Contohnya, lanjut dia, salah satu dari 23 MoU yang ditandatangani merupakan proyek terkait pengembangan Bali sebagai pusat pariwisata.
"Pariwisata itu kan tidak ada hubungannya dengan infrastruktur, jadi ini adalah kesempatan bagi Indonesia untuk menyadari bahwa kerja sama itu tidak hanya mencakup pembangunan pelabuhan, jembatan, atau rel kereta api saja," jelasnya. "Pembangunan itu juga bisa kita sesuaikan dengan keperluan dan kepentingan nasional."
Kontrol kuat China
Santo menyampaikan bahwa Indonesia memegang sejumlah prinsip dalam menjalani kerja sama BRI. Salah satunya terkait bagaimana mengembangkan kerja sama BRI dalam konteks B2B.

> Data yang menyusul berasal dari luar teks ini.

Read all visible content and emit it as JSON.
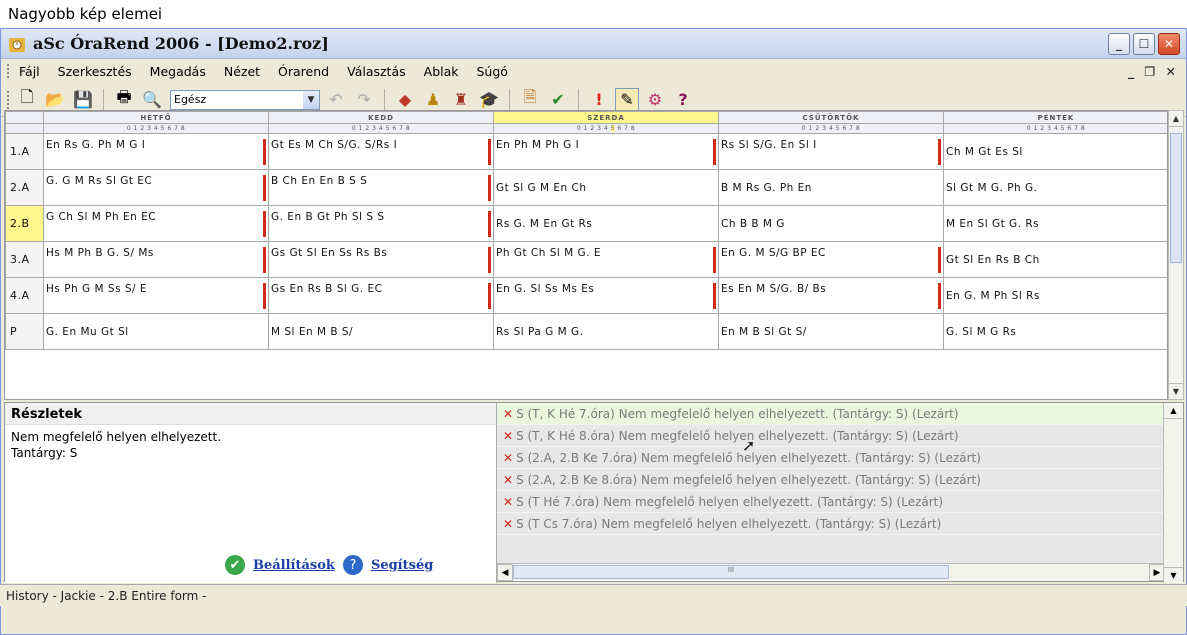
{
  "caption": "Nagyobb kép elemei",
  "window": {
    "title": "aSc ÓraRend 2006 - [Demo2.roz]"
  },
  "menu": [
    "Fájl",
    "Szerkesztés",
    "Megadás",
    "Nézet",
    "Órarend",
    "Választás",
    "Ablak",
    "Súgó"
  ],
  "toolbar": {
    "combo_value": "Egész"
  },
  "days": [
    "HÉTFŐ",
    "KEDD",
    "SZERDA",
    "CSÜTÖRTÖK",
    "PÉNTEK"
  ],
  "periods": [
    "0",
    "1",
    "2",
    "3",
    "4",
    "5",
    "6",
    "7",
    "8"
  ],
  "rows": [
    {
      "cls": "1.A",
      "d": [
        "En Rs G. Ph M G   I",
        "Gt Es M Ch S/G. S/Rs  I",
        "En Ph M Ph G   I",
        "Rs Sl S/G. En Sl  I",
        "Ch M Gt Es Sl"
      ]
    },
    {
      "cls": "2.A",
      "d": [
        "G. G M Rs Sl Gt  EC",
        "B Ch En En B S S",
        "Gt Sl G M En Ch",
        "B M Rs G. Ph En",
        "Sl Gt M G. Ph G."
      ]
    },
    {
      "cls": "2.B",
      "d": [
        "G Ch Sl M Ph En  EC",
        "G. En B Gt Ph Sl S S",
        "Rs G. M En Gt Rs",
        "Ch B B M G",
        "M En Sl Gt G. Rs"
      ]
    },
    {
      "cls": "3.A",
      "d": [
        "Hs  M Ph B G. S/  Ms",
        "Gs Gt Sl En Ss Rs  Bs",
        "Ph Gt Ch Sl M G.  E",
        "En G. M S/G  BP  EC",
        "Gt Sl En Rs B Ch"
      ]
    },
    {
      "cls": "4.A",
      "d": [
        "Hs  Ph G M Ss S/  E",
        "Gs En Rs B Sl G.  EC",
        "En G. Sl Ss Ms Es",
        "Es En M S/G. B/  Bs",
        "En G. M Ph Sl Rs"
      ]
    },
    {
      "cls": "P",
      "d": [
        "G. En Mu Gt Sl",
        "M Sl En M B S/",
        "Rs Sl Pa G M G.",
        "En M B Sl Gt S/",
        "G. Sl M G Rs"
      ]
    }
  ],
  "details": {
    "title": "Részletek",
    "line1": "Nem megfelelő helyen elhelyezett.",
    "line2": "Tantárgy: S",
    "settings": "Beállítások",
    "help": "Segítség"
  },
  "errors": [
    "S (T, K Hé 7.óra) Nem megfelelő helyen elhelyezett. (Tantárgy: S) (Lezárt)",
    "S (T, K Hé 8.óra) Nem megfelelő helyen elhelyezett. (Tantárgy: S) (Lezárt)",
    "S (2.A, 2.B Ke 7.óra) Nem megfelelő helyen elhelyezett. (Tantárgy: S) (Lezárt)",
    "S (2.A, 2.B Ke 8.óra) Nem megfelelő helyen elhelyezett. (Tantárgy: S) (Lezárt)",
    "S (T Hé 7.óra) Nem megfelelő helyen elhelyezett. (Tantárgy: S) (Lezárt)",
    "S (T Cs 7.óra) Nem megfelelő helyen elhelyezett. (Tantárgy: S) (Lezárt)"
  ],
  "scroll_mark": "III",
  "status": "History - Jackie - 2.B Entire form -"
}
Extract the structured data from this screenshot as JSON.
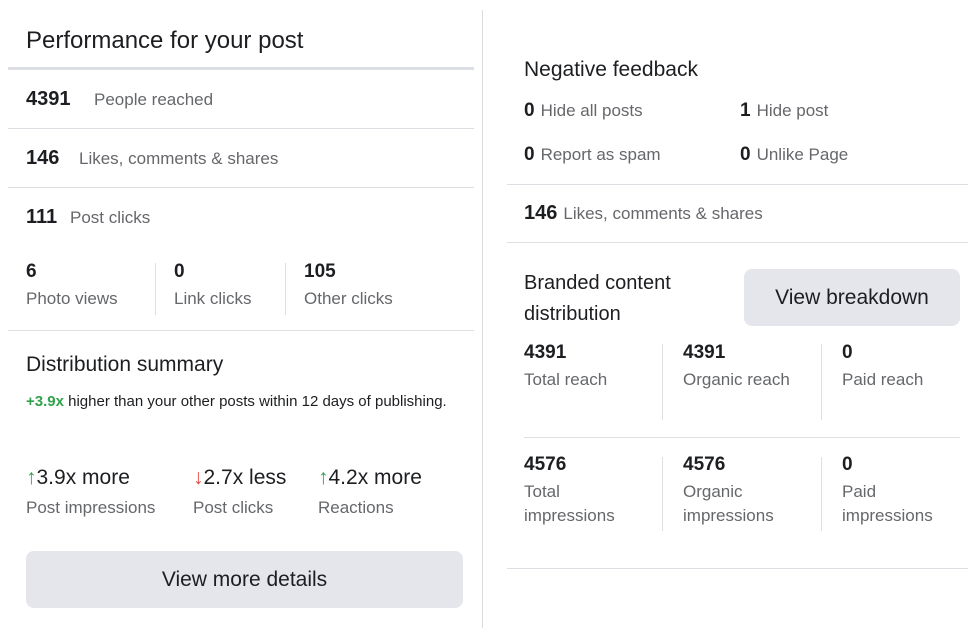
{
  "performance": {
    "title": "Performance for your post",
    "people_reached": {
      "value": "4391",
      "label": "People reached"
    },
    "engagement": {
      "value": "146",
      "label": "Likes, comments & shares"
    },
    "post_clicks": {
      "value": "111",
      "label": "Post clicks"
    },
    "clicks_breakdown": [
      {
        "value": "6",
        "label": "Photo views"
      },
      {
        "value": "0",
        "label": "Link clicks"
      },
      {
        "value": "105",
        "label": "Other clicks"
      }
    ]
  },
  "distribution": {
    "title": "Distribution summary",
    "highlight": "+3.9x",
    "description": " higher than your other posts within 12 days of publishing.",
    "metrics": [
      {
        "arrow": "↑",
        "direction": "up",
        "value": "3.9x more",
        "label": "Post impressions"
      },
      {
        "arrow": "↓",
        "direction": "down",
        "value": "2.7x less",
        "label": "Post clicks"
      },
      {
        "arrow": "↑",
        "direction": "up",
        "value": "4.2x more",
        "label": "Reactions"
      }
    ],
    "button_label": "View more details"
  },
  "negative_feedback": {
    "title": "Negative feedback",
    "items": [
      {
        "value": "0",
        "label": "Hide all posts"
      },
      {
        "value": "1",
        "label": "Hide post"
      },
      {
        "value": "0",
        "label": "Report as spam"
      },
      {
        "value": "0",
        "label": "Unlike Page"
      }
    ]
  },
  "engagement_right": {
    "value": "146",
    "label": "Likes, comments & shares"
  },
  "branded": {
    "title": "Branded content distribution",
    "button_label": "View breakdown",
    "reach": [
      {
        "value": "4391",
        "label": "Total reach"
      },
      {
        "value": "4391",
        "label": "Organic reach"
      },
      {
        "value": "0",
        "label": "Paid reach"
      }
    ],
    "impressions": [
      {
        "value": "4576",
        "label": "Total impressions"
      },
      {
        "value": "4576",
        "label": "Organic impressions"
      },
      {
        "value": "0",
        "label": "Paid impressions"
      }
    ]
  },
  "colors": {
    "positive": "#31a24c",
    "negative": "#e4463b",
    "button_bg": "#e4e6eb"
  }
}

"Ini merupakan salah satu hal yang kita lakukan untuk menghindari adanya utang negara. Kita dorong pelaku bisnis, sektor swasta, atau Badan Usaha Milik Negara (BUMN) untuk menjalin kerja sama," kata dia.
Skema kerja sama B2B itu, menurut Santo, menjadi upaya pemerintah untuk menghindari debt trap atau jebakan utang yang menjadi kritik utama sejumlah negara atas BRI.
Namun, Peneliti Politik Internasional dari Lembaga llmu Pengetahuan Indonesia (LIPI) Adriana Elizabeth berpendapat bahwa hal itu mungkin tidak akan efektif. Pasalnya, lanjut dia, BUMN di China pun tetap milik Partai Komunis yang berkuasa.
"Jadi kalau buat Indonesia mungkin B2B, tapi buat China tidak sepenuhnya B2B. Ada unsur keterlibatan pemerintah di situ," lanjutnya.
Meski begitu, Santo berpendapat peran pemerintah China hanya akan terlihat dalam memberi arahan tetapi eksekusi tetap lebih banyak melibatkan sisi perusahaan swasta atau BUMN.
Selain itu, Santo menyebut, Indonesia juga menekankan prinsip terkait bagaimana memperbanyak dan memaksimalkan tenaga kerja dalam negeri untuk proyek-proyek BRI.
Menurut Adriana, persoalan tenaga kerja sudah seharusnya dibahas saat proses negosiasi.
"Negosiasi itu harus tegas, transparan, dan mencapai kesepakatan di kedua pihak," tuturnya. "Misalnya sejak awal Indonesia perlu menegaskan butuh lapangan kerja, jadi China tidak bisa membawa tenaga kerjanya ke dalam proyek BRI yang dilakukan dengan Indonesia."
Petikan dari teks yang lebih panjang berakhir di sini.